Blu-ray Special Features:

  • New 4K digital restoration, supervised by director George A. Romero, co-screenwriter John A. Russo, sound engineer Gary R. Streiner, and producer Russell W. Streiner. Night of the Living Dead will never be an exceptional looking film, due to its low production values, but that lack of gloss and shine adds to the atmosphere and makes events feel more visceral. This new restoration is certainly the best I’ve ever seen of the many releases, and probably as good as Romero’s film will ever look. It’s not worth an upgrade for picture quality alone but it’s a small part of the overall package.
  • New restoration of the monaural soundtrack, supervised by Romero and Gary Streiner and presented uncompressed on the Blu-ray.

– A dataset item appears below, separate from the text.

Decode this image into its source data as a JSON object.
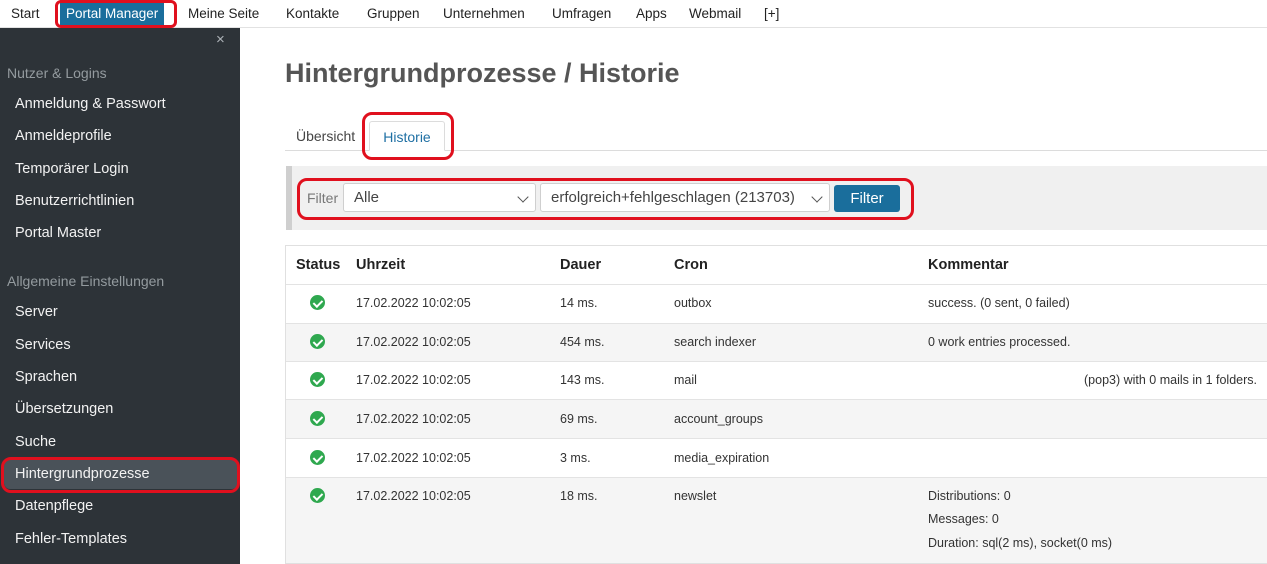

  • Night of Anubis, a never-before-presented work-print edit of the film. For many people this will be the selling point and intrigue of Criterion’s new release, and for fans it’s a whole new way of experiencing the film. Surprisingly, the edit isn’t hugely different to the end product (other than a few slight changes) as it’s basically cut to the end result. This doesn’t include any cut or lost footage, alas, but for rabid Romero fans it’s something new and that’s a rare treat.

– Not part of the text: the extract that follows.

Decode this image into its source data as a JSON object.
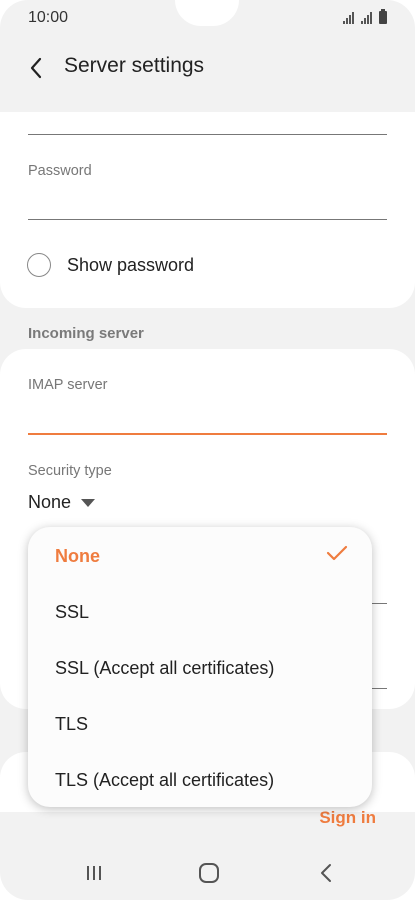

  • New program featuring filmmakers Frank Darabont, Guillermo del Toro, and Robert Rodriguez. These interviews show exactly how influential Romero has been to filmmakers over the years and how that carries through to today. Some of the biggest and most popular and creative names in the industry all watched Night of the Living Dead when they were younger and have taken his work into account when developing their own projects. It’s interesting to see these men who all have very different styles showing their admiration for a movie legend.

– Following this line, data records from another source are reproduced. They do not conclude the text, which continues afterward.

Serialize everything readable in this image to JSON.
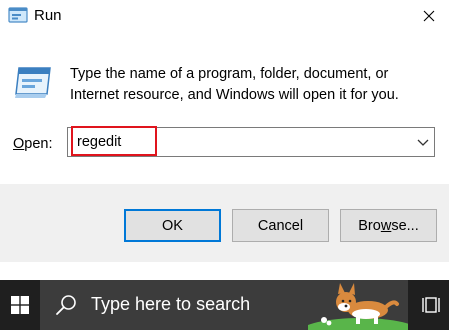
{
  "window": {
    "title": "Run",
    "icons": {
      "app": "run-app-icon",
      "close": "close-icon",
      "graphic": "run-program-icon"
    }
  },
  "content": {
    "description": "Type the name of a program, folder, document, or Internet resource, and Windows will open it for you.",
    "open_label_hotkey": "O",
    "open_label_rest": "pen:",
    "input_value": "regedit",
    "dropdown_icon": "chevron-down-icon",
    "highlight_color": "#e0141d"
  },
  "buttons": {
    "ok": "OK",
    "cancel": "Cancel",
    "browse_prefix": "Bro",
    "browse_hotkey": "w",
    "browse_suffix": "se...",
    "accent_color": "#0078d7"
  },
  "taskbar": {
    "search_placeholder": "Type here to search",
    "start_icon": "windows-logo-icon",
    "search_icon": "search-icon",
    "task_view_icon": "task-view-icon",
    "background": "#1f1f1f"
  }
}
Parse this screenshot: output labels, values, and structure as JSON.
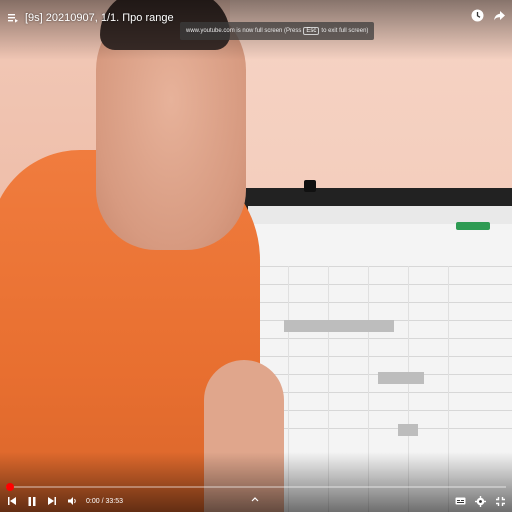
{
  "video": {
    "title": "[9s] 20210907, 1/1. Про range",
    "fullscreen_toast": {
      "before_key": "www.youtube.com is now full screen (Press",
      "key": "Esc",
      "after_key": "to exit full screen)"
    }
  },
  "player": {
    "current_time": "0:00",
    "separator": "/",
    "duration": "33:53",
    "progress": 0.0
  },
  "icons": {
    "playlist": "playlist-icon",
    "watch_later": "clock-icon",
    "share": "share-icon",
    "skip_back": "skip-previous-icon",
    "pause": "pause-icon",
    "skip_next": "skip-next-icon",
    "volume": "volume-icon",
    "chevron": "chevron-up-icon",
    "subtitles": "subtitles-icon",
    "settings": "gear-icon",
    "fullscreen": "exit-fullscreen-icon"
  },
  "colors": {
    "progress": "#ff0000",
    "shirt": "#f07c3e"
  }
}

  • Never-before-seen 16 mm dailies reel. Another great inclusion for Living Dead fans which is surprising considering how long ago the film was. This includes alternate takes and footage that are the icing on top of an already luxurious cake.
  • New program featuring Russo on the commercial and industrial-film production company where key Night of the Living Dead filmmakers got their start. A good insight into the industry for those interested in tales about behind-the-scenes and how the movie came into existence. Russo is a real pleasure to listen to and has a real enthusiasm for his contributions.
  • Two audio commentaries from 1994 featuring Romero, Russo, producer Karl Hardman, actor Judith O’Dea, and others. These may be old but they’re well worth including just for Romero himself and his view on what he was hoping to achieve. It’s no surprise that everyone involved always sounds shocked at the longevity of their work, but their commentaries come with a happiness for the love the movie has experienced over 50 years.
  • Archival interviews with Romero and actors Duane Jones and Judith Ridley.
  • New programs about the film’s style and score. All aspects of the film are covered here, and one get the impression it was the creative crew members that allowed the project to thrive. Romero may be the biggest and most famous name involved, but he had a team of folk behind him that helped inform decisions and who understood how to make a successful horror movie.
  • New interview program about the direction of ghouls, featuring members of the cast and crew.
  • New interviews with Gary Streiner and Russell Streiner.
  • Newsreels from 1967.
  • Trailer, radio spots, and TV spots.
  • PLUS: An essay by critic Stuart Klawans.

Cast & Crew

director: George A. Romero.
writers: John Russo & George Romero.
starring: Duane Jones, Judith O’Dea, Marilyn Eastman, Karl Hardman, Judith Ridley & Keith Wayne.